Kadın olmuşsundur belkide kumalı Ağa'ya veya yaşça büyük biriyle evlendirilmişsin kimin umurunda... Kadında olsan çocuksun halen. Dışarıdan sesler duyuyorsun çocuk sesleri yüzünde az da olsa gülümseme oluşuyor, mutluluk çizgileri belirginleşiyor. Dışarıya çıkmak için yerinden kımıldıyorsun kapı taş duvar gitmene engel veya çıkıyorsun çizgi oynayıp ip atlıyorsun. Ev halkından günah işlemişsin gibi dayak yiyorsun belkide ceza alıp mahsene atılıp günlerce kapatıyorsun. Acından ölmeyecek kadar yiyecek ve su veriyorlar.
Oynayıp oynayacağına pişman oluyorsun. Bir daha oynamak mı?
Asla erken yaşta olgunlaştırılıp kucağına bebek veriliyor. Nasıl tutulup bakıldığını bilmiyorsun. Çünkü halen çocuksun sen. Hatta bebeğine benim canım benim kanım diyemiyorsun. Anneliğini yaşayamıyorsun. Topluma anne ve baba sevgisinden mahrum çocuklar yetiştiriyorsun. Çalınmış bir hayat veya var elinde çocukluğun, gençliğin, kadınlığın, anneliğin oysa ki sadece çocuktun...

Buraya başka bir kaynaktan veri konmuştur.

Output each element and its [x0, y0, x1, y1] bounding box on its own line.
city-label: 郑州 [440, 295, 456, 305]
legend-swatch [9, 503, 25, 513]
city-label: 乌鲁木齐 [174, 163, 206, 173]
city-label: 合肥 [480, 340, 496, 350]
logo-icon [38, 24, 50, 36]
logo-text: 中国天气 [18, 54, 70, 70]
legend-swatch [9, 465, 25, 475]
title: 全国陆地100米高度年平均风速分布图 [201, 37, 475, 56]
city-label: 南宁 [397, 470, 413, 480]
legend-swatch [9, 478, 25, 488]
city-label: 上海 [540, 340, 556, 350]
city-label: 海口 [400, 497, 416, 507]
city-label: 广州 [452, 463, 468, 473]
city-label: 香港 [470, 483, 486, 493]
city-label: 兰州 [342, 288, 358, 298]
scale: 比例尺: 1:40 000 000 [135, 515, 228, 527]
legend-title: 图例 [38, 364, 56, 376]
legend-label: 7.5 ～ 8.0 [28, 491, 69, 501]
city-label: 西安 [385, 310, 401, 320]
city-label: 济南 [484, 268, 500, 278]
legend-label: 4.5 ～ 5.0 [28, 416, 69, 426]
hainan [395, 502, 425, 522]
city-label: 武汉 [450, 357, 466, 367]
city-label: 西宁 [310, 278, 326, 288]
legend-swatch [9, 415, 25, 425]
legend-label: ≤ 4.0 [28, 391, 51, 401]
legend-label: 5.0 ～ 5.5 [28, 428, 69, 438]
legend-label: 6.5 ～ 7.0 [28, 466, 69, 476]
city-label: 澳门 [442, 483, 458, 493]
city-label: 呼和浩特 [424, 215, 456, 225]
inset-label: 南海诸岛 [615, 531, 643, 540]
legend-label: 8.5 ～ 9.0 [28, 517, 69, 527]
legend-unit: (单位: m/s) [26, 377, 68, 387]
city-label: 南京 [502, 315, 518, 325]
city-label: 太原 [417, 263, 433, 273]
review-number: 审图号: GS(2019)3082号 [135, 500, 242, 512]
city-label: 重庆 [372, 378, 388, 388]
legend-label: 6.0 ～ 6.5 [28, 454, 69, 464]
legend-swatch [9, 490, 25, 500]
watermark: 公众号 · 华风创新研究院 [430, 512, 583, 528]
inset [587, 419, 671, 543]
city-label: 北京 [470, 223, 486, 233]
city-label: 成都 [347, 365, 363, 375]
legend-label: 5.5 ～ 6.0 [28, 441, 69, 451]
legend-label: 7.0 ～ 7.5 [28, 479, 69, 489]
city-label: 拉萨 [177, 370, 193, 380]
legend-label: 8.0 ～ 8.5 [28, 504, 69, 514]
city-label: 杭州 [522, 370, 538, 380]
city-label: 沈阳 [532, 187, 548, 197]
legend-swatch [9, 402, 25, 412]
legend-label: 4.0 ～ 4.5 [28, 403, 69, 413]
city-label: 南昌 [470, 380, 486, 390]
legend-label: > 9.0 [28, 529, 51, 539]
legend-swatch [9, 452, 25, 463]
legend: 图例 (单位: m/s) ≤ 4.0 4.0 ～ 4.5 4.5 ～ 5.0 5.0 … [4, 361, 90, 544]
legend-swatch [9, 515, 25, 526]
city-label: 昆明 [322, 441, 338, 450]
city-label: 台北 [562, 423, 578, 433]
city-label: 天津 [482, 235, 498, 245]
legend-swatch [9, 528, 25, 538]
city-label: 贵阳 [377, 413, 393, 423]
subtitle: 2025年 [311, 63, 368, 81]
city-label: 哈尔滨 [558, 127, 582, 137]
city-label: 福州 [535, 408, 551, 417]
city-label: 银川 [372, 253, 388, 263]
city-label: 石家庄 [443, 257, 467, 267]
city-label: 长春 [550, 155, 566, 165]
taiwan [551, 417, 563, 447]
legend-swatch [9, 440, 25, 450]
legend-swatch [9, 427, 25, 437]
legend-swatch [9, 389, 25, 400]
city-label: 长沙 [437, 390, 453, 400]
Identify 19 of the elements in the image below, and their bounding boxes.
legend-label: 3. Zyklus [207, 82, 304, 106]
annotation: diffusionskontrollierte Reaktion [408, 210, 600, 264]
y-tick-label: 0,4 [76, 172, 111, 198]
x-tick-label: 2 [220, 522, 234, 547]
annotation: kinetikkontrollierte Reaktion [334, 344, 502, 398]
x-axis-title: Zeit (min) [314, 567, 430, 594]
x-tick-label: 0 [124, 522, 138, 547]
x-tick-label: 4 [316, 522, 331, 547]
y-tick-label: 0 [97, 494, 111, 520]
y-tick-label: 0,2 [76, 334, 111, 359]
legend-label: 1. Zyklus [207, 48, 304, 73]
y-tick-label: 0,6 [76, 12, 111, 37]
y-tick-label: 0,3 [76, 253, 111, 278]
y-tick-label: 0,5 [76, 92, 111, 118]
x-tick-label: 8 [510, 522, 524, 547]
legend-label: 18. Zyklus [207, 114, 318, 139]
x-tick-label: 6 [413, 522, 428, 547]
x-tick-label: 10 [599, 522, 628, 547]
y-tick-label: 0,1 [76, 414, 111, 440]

Aracın üzerindeki aslanlar kendilerini tutamayıp gözlerden yaşlar süzüyordu. Merak konusu uyandırıyor ne kadar bölgede yaşamış olsa da yaşanmış gibi anlatıyordu. Mert dayanamayıp merak edilen soruyu sormuştu.
"Suat bölgede yaşayan insan gibi değil de anlattıklarını yaşamış gibi anlattın kardeşim."
Suat sadece susmuştu öndeki şoför arkadaşına uyarı anlamında arabaya elini vurdu. Konuyu değiştirip sessizliğine büründü. Kısa süre sonra gelinmişti. Araçtan inen aslanlar bozkıra yayılmaya başlamışlardı. Suat'an uyarı deminde bir konuşma gelmişti.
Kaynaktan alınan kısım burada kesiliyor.